I was raised in Apparition Culture, by people fascinated by every purported supernatural event. It’s not Orthodox Catholicism, nor is it pious or innocent. It is cruel, dangerous and spiritually abusive in the extreme. I still don’t like to pray the Rosary or look at certain devotional images because of the trauma. It has taken a lot of time and work to find a healthy spiritual life as a Catholic who was raised in all this chicanery and fraud, learning to separate the God I believe in and have experienced as real from the nonsense. I have been living outside of that bubble for more than ten years and I still haven’t got it right. And I am not alone. There are hundreds of families like mine. In this country alone there are thousands of spiritually hungry people who lack discernment and who don’t pay attention to our Lord’s words, “blessed are they who have not seen and have believed.” Yes, they ought to know better. We all ought. But in a world that seems as hopeless as this one, with the Church in crisis and so much tragedy in every place, it’s natural that people would gravitate toward a spectacle instead of focusing on living the Gospel. Living the Gospel is hard. The road to Calvary is a difficult one. We all want some kind of excitement to encourage us.
And swindlers like this woman are happy to oblige.

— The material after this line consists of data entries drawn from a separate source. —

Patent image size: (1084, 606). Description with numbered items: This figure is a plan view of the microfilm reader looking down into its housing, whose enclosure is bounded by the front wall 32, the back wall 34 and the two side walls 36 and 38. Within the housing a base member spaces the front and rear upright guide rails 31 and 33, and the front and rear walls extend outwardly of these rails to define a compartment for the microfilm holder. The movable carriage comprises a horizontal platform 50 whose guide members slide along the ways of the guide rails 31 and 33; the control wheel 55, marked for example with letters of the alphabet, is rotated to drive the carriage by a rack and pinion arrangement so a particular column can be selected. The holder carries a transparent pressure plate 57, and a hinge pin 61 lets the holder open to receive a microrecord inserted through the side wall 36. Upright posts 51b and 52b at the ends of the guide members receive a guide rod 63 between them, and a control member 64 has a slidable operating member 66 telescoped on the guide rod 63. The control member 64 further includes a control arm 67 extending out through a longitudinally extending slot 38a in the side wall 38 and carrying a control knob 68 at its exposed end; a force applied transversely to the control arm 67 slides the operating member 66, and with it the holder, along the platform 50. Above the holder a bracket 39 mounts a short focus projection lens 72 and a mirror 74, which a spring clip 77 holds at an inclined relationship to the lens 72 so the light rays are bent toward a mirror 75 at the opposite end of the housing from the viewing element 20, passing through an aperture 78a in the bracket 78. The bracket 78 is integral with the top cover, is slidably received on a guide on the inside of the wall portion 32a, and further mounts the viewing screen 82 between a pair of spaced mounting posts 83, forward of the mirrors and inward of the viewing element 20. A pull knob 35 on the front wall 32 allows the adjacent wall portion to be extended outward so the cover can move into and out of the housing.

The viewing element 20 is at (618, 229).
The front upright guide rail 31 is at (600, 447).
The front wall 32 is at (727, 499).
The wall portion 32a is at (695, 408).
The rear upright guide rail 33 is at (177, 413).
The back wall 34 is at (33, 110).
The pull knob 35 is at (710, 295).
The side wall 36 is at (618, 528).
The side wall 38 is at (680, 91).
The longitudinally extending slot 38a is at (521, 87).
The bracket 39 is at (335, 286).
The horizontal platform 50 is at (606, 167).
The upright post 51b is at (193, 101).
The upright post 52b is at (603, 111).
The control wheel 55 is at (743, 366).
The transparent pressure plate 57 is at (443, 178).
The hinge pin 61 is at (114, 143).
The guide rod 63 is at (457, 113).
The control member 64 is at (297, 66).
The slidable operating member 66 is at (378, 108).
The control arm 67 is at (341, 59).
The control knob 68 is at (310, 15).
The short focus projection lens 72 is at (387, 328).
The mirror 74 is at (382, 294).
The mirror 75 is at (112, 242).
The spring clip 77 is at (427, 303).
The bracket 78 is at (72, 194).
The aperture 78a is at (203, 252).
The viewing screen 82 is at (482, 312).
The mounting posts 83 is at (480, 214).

Those people innocently photographing the rose in that video could have been me. They could have been my mother and the ladies from her Rosary group, who would have come home and frightened their children with “Messages” of the Rosa Mystica of Argyle, horrible prophecies of natural disasters as punishment for our sins. I would’ve gone to bed terrified and spent much of the night crying, begging God not to hurt the people I loved even though we’d earned it with our evil.
I am learning not to blame the Blessed Virgin for this. And I’m learning not to blame my parents. I blame the culture that conned them into thinking that it was Christianity. I blame the people who got them involved in it in the first place, when they were spiritually hungry. I’ve been the victim of liars myself, after all. Anyone can be.

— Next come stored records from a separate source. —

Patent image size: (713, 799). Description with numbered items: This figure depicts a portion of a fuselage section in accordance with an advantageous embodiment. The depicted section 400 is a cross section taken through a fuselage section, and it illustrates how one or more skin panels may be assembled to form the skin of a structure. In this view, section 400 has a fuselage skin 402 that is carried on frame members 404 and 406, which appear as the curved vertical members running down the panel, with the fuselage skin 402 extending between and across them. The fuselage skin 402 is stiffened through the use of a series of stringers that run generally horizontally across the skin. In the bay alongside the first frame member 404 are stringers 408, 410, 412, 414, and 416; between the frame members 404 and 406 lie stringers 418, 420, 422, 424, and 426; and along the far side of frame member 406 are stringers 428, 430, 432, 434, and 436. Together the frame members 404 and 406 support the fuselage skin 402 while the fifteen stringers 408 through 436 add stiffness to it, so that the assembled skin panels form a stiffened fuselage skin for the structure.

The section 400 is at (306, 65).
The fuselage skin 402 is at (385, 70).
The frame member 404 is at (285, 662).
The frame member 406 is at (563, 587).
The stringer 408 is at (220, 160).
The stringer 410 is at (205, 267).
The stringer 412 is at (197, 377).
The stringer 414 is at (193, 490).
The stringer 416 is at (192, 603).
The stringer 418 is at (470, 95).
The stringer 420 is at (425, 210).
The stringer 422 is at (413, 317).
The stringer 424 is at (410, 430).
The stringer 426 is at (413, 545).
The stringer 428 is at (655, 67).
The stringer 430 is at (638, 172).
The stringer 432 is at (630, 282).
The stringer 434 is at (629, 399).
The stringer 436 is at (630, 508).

But somehow or other, I have a soapbox to speak from when so many of my fellow victims of spiritual abuse do not. And I’m telling my fellow Catholics who might not know, this isn’t an isolated occurrence, nor is it innocent or silly. Women like this are legion, and they are complicit in a world of abuse.
I believe that Jesus and Mary are real. We love and serve them when we participate in the sacraments and love and serve our neighbor. An obsession with signs and wonders mocks them, though it often starts with an innocent impulse to want to honor them. People who take cruel advantage of a community thirsty for God, mock them most of all.
Shame on this woman and everyone who knowingly helped her. God’s name is blasphemed among the gentiles because of you.